After laughing, perhaps wanting to reassure my mother, my mother’s boyfriend explained: Probably just the students from the other side of town.

Their slogans must be louder and better than ours, someone else joked.

Then, over the agreements of Yes, yes, more students, someone and then another someone yelled, Soldiers! but the crowd continued to surge forward.

My mother said that when the people recognized the troops of Japanese soldiers in their Western uniforms, armed and mounted on sleek horses as if ready to charge into battle, a cry went up from the multitude. But instead of sounding angry or fearful, the cry was strangely happy, like one that lovers might utter after a chance meeting in the street.

And then it happened.

In unison, as if from some invisible command, the troops, sabers flashing, fell forward, sinking into the crowd. Amidst wordless screams, my mother heard people shouting, Stand!

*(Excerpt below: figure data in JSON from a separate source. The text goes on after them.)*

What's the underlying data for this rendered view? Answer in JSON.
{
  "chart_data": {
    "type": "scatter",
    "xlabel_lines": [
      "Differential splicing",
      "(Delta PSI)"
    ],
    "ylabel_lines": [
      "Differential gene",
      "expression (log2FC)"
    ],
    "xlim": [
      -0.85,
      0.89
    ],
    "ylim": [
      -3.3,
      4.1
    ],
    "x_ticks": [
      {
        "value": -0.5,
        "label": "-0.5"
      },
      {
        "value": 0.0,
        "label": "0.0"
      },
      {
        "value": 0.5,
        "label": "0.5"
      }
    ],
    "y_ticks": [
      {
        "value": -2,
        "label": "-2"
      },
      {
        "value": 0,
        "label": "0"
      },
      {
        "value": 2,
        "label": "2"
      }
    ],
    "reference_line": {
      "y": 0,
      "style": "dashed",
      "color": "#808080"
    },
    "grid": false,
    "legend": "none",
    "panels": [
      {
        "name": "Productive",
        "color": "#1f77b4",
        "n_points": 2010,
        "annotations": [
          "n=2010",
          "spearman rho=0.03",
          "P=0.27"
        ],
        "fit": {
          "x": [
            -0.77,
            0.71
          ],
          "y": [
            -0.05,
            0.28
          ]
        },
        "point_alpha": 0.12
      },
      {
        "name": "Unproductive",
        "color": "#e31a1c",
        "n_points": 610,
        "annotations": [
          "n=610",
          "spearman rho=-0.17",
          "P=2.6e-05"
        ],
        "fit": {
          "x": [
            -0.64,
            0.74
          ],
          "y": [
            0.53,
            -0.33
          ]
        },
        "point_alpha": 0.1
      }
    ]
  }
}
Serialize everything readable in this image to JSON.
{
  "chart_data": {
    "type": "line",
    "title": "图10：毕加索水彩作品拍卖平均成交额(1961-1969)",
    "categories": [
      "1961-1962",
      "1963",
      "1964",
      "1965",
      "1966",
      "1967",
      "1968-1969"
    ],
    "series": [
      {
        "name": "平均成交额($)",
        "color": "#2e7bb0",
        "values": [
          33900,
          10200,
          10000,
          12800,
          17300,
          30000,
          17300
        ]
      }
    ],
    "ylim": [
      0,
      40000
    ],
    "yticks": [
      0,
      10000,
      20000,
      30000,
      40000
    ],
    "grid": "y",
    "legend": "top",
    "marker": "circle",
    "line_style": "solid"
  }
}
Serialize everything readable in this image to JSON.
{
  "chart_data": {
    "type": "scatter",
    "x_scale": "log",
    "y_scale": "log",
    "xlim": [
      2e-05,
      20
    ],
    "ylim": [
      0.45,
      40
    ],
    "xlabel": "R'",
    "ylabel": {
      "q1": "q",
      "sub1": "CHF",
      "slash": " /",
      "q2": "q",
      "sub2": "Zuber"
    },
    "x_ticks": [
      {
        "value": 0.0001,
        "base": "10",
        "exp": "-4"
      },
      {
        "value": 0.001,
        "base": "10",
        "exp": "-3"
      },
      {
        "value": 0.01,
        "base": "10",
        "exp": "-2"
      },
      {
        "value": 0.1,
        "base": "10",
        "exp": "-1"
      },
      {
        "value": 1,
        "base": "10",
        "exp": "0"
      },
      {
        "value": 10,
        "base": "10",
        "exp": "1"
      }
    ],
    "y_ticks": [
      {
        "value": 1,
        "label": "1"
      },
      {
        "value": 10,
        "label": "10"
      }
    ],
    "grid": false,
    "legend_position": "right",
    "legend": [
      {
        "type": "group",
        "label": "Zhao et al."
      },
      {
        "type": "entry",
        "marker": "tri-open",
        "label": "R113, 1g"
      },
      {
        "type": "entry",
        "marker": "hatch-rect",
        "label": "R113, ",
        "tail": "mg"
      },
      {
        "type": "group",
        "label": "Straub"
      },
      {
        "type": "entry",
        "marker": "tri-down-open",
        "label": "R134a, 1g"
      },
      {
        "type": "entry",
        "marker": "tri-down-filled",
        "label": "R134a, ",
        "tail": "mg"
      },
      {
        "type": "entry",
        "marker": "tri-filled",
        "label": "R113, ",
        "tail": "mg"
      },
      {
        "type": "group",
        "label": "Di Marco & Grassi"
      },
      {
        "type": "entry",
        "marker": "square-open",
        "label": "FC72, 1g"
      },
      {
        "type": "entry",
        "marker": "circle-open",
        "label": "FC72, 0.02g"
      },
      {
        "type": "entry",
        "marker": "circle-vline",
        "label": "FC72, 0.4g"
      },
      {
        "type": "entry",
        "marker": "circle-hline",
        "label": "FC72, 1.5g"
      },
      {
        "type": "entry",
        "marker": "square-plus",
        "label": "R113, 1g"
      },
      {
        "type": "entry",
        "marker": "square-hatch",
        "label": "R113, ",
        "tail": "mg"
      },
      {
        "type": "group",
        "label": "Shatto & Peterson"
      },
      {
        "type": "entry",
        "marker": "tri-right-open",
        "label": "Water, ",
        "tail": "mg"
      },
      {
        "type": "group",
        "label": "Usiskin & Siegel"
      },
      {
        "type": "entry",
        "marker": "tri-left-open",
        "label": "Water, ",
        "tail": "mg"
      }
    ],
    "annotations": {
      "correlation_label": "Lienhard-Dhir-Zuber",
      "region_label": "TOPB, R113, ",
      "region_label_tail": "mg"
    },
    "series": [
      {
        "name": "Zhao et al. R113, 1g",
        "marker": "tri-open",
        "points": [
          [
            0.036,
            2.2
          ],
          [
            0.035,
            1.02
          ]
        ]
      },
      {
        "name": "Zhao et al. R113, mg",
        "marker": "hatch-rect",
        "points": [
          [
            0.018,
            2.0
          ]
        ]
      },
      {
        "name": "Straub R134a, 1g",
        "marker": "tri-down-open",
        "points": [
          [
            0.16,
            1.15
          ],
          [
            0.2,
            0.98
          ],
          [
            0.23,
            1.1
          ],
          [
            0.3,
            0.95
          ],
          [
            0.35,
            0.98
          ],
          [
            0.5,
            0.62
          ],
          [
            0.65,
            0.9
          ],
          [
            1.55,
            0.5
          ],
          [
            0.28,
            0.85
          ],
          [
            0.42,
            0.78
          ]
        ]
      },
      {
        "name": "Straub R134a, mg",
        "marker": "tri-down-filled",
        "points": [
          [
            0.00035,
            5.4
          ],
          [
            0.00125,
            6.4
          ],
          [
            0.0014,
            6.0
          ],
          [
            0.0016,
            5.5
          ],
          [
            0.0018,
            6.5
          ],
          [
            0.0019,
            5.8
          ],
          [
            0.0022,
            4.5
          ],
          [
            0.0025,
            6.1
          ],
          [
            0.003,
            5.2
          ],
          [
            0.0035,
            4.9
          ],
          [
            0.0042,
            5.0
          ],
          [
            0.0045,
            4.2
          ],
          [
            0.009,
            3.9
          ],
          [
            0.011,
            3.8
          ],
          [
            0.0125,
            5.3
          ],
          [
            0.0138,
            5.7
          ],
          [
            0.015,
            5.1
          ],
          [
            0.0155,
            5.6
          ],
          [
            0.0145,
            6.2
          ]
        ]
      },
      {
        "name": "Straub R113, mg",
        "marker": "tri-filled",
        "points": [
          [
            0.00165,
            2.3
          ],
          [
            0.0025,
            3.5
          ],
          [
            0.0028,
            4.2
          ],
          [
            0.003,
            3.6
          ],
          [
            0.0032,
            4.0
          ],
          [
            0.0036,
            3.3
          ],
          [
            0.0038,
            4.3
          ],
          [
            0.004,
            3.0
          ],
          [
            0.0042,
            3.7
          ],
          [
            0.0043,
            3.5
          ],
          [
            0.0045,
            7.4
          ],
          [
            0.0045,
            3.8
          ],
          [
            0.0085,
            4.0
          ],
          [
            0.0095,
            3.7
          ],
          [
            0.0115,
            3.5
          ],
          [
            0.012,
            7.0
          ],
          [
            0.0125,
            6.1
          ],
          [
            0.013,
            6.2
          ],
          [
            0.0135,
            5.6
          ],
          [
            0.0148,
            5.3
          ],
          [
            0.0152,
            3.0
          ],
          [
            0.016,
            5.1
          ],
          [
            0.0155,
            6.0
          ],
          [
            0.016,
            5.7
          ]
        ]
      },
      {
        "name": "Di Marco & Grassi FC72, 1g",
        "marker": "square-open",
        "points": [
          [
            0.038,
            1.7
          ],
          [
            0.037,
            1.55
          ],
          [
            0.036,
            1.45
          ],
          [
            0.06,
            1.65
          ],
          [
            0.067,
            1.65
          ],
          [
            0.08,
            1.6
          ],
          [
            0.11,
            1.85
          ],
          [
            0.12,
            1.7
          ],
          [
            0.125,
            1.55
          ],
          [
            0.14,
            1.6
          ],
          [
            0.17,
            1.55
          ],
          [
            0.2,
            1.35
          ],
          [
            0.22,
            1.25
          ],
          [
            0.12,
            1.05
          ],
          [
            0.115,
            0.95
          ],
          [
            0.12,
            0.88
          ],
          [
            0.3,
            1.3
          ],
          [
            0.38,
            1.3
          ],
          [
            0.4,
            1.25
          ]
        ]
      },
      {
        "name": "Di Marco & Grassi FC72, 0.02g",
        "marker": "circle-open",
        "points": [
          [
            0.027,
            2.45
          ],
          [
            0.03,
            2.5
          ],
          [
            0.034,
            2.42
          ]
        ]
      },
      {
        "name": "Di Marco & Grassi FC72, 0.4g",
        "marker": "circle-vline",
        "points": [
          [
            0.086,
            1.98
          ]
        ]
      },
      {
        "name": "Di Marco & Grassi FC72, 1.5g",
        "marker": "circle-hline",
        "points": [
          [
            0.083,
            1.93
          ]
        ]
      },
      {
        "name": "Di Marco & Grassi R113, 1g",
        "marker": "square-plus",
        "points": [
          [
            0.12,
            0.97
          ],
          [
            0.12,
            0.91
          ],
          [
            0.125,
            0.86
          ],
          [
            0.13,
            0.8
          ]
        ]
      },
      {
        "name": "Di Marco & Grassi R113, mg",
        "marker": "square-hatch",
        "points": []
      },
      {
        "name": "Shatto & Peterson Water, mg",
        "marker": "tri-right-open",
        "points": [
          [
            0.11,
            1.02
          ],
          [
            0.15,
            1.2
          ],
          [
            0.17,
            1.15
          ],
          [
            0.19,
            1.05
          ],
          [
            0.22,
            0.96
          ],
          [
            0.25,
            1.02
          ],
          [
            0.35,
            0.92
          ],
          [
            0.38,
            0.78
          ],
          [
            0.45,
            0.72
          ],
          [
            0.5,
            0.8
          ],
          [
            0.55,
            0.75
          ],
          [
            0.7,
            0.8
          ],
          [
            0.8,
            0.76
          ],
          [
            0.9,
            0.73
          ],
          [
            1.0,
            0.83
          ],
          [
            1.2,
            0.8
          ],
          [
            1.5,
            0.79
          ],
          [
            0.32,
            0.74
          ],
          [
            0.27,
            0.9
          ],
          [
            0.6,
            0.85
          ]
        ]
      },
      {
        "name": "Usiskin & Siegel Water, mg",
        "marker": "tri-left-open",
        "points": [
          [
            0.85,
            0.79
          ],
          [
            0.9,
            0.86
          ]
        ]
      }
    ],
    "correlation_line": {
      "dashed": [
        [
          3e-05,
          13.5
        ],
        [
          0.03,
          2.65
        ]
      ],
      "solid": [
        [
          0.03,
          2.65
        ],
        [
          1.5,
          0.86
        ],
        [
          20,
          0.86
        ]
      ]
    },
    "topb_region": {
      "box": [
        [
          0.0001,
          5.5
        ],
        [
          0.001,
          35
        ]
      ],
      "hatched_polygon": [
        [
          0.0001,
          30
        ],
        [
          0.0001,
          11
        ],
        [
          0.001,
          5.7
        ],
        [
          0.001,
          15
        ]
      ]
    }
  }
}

Stand! and for a moment the marchers stood and the soldiers stood, unable to force their way through the compact press of humanity. Then somebody up ahead threw a curse, and somebody else threw a rock or maybe a shoe, and somebody who was close enough cracked a flag stick against a slashing sword.

The soldiers charged for a second time, their weapons hacking a path through the street. In front of her, my mother could see people she knew being sliced and gutted, bleeding and screaming and falling as they tried to turn away. But what was worse, she said, was that behind her, people still did not know what was happening and continued to laugh and shout Korea! Korea! and push forward in their happiness.

One of her friends, maybe her boyfriend, yelled: They’re killing us, they’re killing us! Break away! And as if releasing a deep breath, the mass of people behind them surged and finally broke, becoming a tidal wave, immense and unstoppable in their efforts to escape.

Caught in the rush, my mother and her boyfriend stumbled against each other and, their bodies careening out of control, pushed into and over others—I know what it feels like to step on a human body, to feel the rush of blood flood into my shoes, my mother once said—beibre they finally pitched forward into an alley-way. My mother managed to cover her head and curl her knees into her stomach, waiting to be trampled, when her boyfriend fell on top of her.

When she could breathe again, her breaths sharp with the scent of smoke and blood, she asked the boy to move off her. Only after my mother asked him to move a second and then a third time did she become aware of the comforting feel of his blood blanketing her arms and torso. She said she knew he was dead, but instead of feeling fear or revulsion, instead of pushing away the weight of his body, she wrapped her arms around him, pulling him into her. His stillness and his blood made her feel safe, almost cherished. Nestled beside his cooling body, she slept, until she heard silence and realized her eyes were open. My mother said that from that day on she never closed her eyes, even in sleep.